Griechenland-Pleite von

Griechenland wird lahmgelegt

Am Mittwoch und Donnerstag kommt es zu den größten Streiks seit Beginng der Euro-Krise

Griechenland-Pleite - Griechenland wird lahmgelegt © Bild: apa/ana-mpa/konstantinidis

Am Mittwoch und Donnerstag steht Griechenland erneut still.

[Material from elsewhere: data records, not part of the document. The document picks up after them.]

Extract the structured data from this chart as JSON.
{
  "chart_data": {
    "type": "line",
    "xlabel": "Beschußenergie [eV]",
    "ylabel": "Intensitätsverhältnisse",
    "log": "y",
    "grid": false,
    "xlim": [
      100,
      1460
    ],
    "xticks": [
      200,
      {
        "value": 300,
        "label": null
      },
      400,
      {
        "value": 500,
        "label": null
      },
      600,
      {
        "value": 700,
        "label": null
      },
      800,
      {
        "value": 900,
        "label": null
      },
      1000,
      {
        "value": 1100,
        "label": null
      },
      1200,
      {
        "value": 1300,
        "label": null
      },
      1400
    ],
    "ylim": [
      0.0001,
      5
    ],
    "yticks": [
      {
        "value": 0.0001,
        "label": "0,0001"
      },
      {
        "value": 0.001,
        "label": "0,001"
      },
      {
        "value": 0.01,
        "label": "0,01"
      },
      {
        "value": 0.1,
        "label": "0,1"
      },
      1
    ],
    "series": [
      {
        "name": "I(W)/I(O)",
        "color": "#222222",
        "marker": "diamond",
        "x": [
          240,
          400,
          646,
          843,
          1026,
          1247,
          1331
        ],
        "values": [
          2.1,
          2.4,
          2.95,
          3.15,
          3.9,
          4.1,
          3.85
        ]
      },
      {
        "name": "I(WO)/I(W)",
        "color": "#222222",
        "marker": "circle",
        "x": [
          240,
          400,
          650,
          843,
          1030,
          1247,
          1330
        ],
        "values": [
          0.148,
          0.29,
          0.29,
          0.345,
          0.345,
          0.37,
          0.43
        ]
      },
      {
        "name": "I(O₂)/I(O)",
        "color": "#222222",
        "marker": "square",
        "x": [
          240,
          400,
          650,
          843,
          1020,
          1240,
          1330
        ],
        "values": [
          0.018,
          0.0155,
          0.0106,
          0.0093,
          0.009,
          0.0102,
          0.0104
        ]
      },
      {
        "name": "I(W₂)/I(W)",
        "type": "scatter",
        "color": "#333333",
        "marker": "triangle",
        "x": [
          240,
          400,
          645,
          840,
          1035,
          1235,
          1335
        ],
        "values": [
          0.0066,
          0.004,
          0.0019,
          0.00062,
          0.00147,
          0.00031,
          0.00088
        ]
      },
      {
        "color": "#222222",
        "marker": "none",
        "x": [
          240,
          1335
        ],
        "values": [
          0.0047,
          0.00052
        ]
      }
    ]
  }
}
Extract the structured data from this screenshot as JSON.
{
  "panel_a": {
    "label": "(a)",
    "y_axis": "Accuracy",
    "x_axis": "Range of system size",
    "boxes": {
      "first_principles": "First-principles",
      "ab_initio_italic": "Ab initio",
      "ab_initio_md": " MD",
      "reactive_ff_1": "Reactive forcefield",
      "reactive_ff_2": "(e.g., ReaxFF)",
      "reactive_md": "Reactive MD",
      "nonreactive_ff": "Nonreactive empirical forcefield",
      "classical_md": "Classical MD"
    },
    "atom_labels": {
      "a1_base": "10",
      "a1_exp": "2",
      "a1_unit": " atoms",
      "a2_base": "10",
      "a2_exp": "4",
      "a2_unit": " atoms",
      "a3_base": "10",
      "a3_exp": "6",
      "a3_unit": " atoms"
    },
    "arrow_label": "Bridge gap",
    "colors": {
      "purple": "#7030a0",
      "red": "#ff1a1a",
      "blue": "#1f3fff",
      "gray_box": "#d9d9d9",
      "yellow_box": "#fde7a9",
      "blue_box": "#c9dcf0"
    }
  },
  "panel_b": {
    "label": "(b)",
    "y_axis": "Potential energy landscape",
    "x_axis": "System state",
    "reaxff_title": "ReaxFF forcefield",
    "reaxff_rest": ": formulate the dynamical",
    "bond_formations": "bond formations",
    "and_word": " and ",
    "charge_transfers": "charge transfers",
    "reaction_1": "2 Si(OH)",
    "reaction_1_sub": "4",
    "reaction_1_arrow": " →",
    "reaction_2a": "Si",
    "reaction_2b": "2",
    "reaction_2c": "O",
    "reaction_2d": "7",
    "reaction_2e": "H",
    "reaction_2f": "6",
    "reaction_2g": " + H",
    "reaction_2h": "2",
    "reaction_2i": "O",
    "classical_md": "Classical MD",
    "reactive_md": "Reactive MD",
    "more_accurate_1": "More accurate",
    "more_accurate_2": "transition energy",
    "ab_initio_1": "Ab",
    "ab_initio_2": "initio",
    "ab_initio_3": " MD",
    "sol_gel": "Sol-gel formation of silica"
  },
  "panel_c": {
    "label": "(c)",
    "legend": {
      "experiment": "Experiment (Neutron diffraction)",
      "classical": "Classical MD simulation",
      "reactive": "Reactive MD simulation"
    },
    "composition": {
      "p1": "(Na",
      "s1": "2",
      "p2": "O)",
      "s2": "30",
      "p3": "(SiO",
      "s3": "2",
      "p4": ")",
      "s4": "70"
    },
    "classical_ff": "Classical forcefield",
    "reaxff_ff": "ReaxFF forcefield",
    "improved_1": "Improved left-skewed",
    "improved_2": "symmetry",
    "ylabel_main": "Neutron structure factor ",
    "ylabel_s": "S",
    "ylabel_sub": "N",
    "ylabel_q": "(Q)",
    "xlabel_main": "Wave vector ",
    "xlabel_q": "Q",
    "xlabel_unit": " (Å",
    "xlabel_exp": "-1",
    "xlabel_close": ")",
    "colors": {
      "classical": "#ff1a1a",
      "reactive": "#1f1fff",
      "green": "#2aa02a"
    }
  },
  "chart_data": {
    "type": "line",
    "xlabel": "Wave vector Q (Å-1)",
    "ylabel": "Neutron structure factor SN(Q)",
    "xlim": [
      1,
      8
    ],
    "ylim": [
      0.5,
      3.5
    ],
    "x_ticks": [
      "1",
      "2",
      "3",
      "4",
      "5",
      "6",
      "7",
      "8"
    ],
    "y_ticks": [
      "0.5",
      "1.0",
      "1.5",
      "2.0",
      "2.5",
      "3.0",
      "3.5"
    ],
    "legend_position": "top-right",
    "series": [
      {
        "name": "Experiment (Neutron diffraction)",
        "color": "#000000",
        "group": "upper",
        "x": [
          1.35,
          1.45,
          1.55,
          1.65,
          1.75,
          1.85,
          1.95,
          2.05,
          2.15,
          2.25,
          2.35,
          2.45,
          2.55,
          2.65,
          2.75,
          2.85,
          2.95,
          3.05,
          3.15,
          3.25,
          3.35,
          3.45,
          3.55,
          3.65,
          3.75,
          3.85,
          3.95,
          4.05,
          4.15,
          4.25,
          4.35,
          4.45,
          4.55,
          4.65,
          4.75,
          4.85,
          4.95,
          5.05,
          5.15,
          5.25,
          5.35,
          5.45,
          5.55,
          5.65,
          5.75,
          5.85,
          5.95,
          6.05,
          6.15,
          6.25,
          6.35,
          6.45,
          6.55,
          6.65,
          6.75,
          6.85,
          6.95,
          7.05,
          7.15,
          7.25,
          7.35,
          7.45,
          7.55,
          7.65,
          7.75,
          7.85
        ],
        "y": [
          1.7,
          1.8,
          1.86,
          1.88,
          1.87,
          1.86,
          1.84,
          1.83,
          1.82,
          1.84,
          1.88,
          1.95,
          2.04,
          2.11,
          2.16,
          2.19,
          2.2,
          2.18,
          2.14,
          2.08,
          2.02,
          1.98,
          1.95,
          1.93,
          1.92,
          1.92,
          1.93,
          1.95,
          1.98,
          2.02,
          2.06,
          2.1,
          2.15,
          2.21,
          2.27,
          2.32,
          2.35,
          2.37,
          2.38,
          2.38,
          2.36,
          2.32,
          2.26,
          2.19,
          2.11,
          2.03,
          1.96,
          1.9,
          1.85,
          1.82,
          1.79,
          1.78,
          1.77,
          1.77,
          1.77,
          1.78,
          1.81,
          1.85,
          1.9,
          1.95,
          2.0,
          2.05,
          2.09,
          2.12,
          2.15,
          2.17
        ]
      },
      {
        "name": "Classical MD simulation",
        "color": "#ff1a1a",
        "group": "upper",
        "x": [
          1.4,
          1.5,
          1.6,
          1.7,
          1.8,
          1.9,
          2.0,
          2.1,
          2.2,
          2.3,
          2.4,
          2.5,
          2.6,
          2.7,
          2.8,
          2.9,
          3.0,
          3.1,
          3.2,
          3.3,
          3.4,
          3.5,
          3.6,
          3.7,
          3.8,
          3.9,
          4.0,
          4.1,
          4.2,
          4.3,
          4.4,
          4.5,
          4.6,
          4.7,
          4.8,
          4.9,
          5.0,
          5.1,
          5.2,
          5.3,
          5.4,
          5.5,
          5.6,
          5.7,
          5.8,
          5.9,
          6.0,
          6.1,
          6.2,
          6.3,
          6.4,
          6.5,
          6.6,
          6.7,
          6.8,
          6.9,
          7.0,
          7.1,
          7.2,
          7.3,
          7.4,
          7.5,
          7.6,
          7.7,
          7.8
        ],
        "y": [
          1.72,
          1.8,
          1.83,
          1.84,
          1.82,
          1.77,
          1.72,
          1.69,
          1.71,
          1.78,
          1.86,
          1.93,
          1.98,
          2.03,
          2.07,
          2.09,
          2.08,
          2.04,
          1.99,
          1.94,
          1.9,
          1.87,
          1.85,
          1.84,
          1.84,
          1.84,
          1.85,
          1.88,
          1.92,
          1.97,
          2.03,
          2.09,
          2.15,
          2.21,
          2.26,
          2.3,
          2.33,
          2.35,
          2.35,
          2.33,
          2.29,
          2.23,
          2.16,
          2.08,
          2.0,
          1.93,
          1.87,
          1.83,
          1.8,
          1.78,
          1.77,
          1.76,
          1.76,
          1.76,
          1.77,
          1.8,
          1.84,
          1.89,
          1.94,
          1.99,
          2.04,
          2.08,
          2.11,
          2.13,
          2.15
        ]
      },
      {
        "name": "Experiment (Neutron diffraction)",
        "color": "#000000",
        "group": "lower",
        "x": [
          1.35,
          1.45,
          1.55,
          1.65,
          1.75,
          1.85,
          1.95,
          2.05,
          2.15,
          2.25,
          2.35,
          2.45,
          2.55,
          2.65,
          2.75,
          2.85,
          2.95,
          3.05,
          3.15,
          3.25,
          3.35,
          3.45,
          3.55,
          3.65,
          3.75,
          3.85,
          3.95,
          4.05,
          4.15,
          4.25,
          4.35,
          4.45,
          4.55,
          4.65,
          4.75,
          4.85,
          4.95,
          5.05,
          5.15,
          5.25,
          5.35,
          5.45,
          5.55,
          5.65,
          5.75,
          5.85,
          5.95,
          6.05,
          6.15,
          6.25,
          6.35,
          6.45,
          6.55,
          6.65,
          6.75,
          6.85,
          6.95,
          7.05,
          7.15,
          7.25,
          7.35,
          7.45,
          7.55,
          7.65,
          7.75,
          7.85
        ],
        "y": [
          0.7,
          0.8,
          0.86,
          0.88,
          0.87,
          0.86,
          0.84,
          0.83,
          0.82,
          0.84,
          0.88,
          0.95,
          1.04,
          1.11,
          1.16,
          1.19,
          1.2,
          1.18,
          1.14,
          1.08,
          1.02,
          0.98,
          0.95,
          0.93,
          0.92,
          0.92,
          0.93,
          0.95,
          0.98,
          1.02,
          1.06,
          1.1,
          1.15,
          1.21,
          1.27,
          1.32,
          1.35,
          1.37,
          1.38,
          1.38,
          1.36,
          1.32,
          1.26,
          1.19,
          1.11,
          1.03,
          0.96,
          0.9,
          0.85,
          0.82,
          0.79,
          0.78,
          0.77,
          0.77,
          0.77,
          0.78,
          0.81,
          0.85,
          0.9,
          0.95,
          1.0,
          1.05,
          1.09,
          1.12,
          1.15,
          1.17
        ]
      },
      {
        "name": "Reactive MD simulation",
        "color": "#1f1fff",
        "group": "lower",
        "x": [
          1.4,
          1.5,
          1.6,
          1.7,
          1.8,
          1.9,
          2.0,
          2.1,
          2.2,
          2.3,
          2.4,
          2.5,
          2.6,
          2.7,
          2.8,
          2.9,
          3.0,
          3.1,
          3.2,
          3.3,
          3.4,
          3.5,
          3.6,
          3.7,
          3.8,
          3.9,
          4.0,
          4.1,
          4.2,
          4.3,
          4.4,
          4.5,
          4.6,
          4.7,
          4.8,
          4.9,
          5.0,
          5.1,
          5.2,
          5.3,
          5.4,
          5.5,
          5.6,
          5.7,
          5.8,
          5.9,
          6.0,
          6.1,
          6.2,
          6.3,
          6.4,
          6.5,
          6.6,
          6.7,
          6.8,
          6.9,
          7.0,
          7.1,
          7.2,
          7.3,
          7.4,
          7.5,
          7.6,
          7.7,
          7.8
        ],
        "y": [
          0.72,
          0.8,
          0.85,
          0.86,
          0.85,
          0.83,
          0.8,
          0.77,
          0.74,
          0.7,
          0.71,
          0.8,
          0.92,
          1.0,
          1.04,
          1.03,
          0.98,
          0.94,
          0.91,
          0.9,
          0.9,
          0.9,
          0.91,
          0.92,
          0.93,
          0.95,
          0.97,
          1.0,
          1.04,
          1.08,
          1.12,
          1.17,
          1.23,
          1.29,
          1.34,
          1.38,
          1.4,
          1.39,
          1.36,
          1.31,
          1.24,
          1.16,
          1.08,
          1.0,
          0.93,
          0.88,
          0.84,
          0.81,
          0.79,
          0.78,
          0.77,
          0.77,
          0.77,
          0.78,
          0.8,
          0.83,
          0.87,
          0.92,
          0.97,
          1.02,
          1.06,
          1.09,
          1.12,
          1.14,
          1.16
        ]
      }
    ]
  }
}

Die beiden wichtigsten Gewerkschaften des Landes haben die größten Proteste seit Beginn der Schuldenkrise vor gut zwei Jahren angekündigt. Bei dem zweitägigen Generalstreik Mitte der Woche werden Engpässe bei der Versorgung mit Nahrungsmitteln und Benzin erwartet. Der öffentliche Nahverkehr soll zum Erliegen kommen.

Krankenhäuser müssen wohl mit einer Notbesetzung auskommen. Bereits an diesem Montag wollten Zollbeamte streiken, die auch für Lieferungen von Raffinerien zuständig sind. Zudem sind Fährverbindungen wegen eines Ausstandes von Seeleuten unterbrochen.

30.000 Stellen in Gefahr
Die Regierung von Ministerpräsident Giorgos Papandreou plant unter anderem Steuererhöhungen sowie Lohn- und Pensionskürzungen. Griechenland steht unter dem Druck seiner internationalen Gläubiger, drastische Reformen umzusetzen, die in der Bevölkerung auf breite Ablehnung stoßen. Das Parlament wird voraussichtlich in zwei Durchgängen am Mittwoch und Donnerstag über die Vorschläge abstimmen. Griechenland wartet derzeit auf neue Finanzhilfen der Europäischen Union, der Europäischen Zentralbank und des Internationalen Währungsfonds. Im Gegenzug muss das Land erhebliche Einsparungen in den öffentlichen Haushalten erzielen. Dazu sollen unter anderem etwa 30.000 Staatsbedienstete entlassen werden.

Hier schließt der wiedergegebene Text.